A rubella antibody concentration of zero to 4.9 International Units per millilitre of blood plasma (IU/ml) indicates susceptibility; 10 IU/ml or more indicates immunity; and readings between 5.0 and 9.9 IU/ml are considered ‘equivocal’.
The study showed that 88.7 per cent of women were immune; 2.8 per cent were susceptible; and 7.3 per cent had equivocal results. A significant finding was that there has been a decline in protective rubella antibodies in this population, with O’Connor and colleagues observing: “The majority of antenatal women in this study are rubella immune, but we have identified a rubella susceptible cohort of younger adults now presenting to maternity services. These women are at greater risk of CRS and also pose a potential risk for the re-emergence of rubella in Ireland.”
The authors, perhaps unsurprisingly, found that high vaccine uptake in the mid-1970s and early 1980s was reflected in the fact that 90 per cent of women born between 1979 and 1983 were immune. By contrast, the study found that women born between 1990 and 1999 have lower levels of rubella immunity, and the researchers comment that the number of those susceptible women with rubella antibody concentrations of less than 5 IU/ml “is likely to increase further in the coming years, as [sic]due to poor MMR uptake in the late 1990s following the now-discredited scare regarding the MMR vaccine.”
MMR vaccine and autism
This refers to the fraudulent 1998 Lancet paper by Andrew Wakefield (later struck off the UK Medical Register) and colleagues, claiming a link between the MMR vaccine and autism. The Oireachtas Joint Committee on Health and Children in its Report on Childhood Immunisation (2001) concluded there was no evidence for a proven link between MMR vaccine and autism.
Dr O'Connor and colleagues consider it appropriate to end rubella antenatal screening in Ireland (as is the case in Scotland, Wales and England): "As 50 per cent of pregnancies in Ireland are unplanned, resources could be re-directed to general practitioners, practice nurses and family planning clinics to enable the education of women of childbearing age contemplating pregnancy to get their MMR status checked and also to offer opportunistic rubella antibody testing to all women of childbearing age."
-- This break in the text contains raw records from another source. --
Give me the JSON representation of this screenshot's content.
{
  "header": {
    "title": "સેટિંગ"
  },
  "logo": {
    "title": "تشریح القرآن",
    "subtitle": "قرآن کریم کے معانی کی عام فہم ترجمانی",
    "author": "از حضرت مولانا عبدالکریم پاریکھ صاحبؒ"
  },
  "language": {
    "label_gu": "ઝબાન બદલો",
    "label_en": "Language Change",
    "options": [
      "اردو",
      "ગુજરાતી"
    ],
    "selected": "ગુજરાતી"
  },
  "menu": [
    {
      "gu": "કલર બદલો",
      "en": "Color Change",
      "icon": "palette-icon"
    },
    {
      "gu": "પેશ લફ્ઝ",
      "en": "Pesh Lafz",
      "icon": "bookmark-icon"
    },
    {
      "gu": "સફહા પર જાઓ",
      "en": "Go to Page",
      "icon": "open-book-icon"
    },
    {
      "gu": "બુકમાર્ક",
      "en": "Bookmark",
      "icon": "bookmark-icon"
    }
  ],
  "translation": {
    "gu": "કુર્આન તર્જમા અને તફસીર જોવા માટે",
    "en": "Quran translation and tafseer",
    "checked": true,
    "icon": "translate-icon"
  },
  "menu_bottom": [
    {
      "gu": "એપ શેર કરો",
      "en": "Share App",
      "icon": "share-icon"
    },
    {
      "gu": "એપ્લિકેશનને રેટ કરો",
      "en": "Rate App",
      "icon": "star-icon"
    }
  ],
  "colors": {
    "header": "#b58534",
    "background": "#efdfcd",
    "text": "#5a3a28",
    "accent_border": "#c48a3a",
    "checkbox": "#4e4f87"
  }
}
They further encourage free provision of phlebotomy – taking blood – and MMR vaccination as incentives to increase vaccine uptake. Highlighting a 2013 Irish study which found that younger women, first-time mums and non-EU nationals were most at risk, the researchers note: "Special attention should be paid to encouraging women living in Ireland but born outside Europe to get vaccinated as they are more likely to be rubella seronegative."
Since Norman Gregg’s discovery of the hazards of rubella virus infection in pregnancy, rubella vaccination has changed the epidemiology of the disease, and vaccination strategies continue to evolve.
Given this shifting virological landscape, it is clear that continuing research into rubella during pregnancy will help shape public-health policy.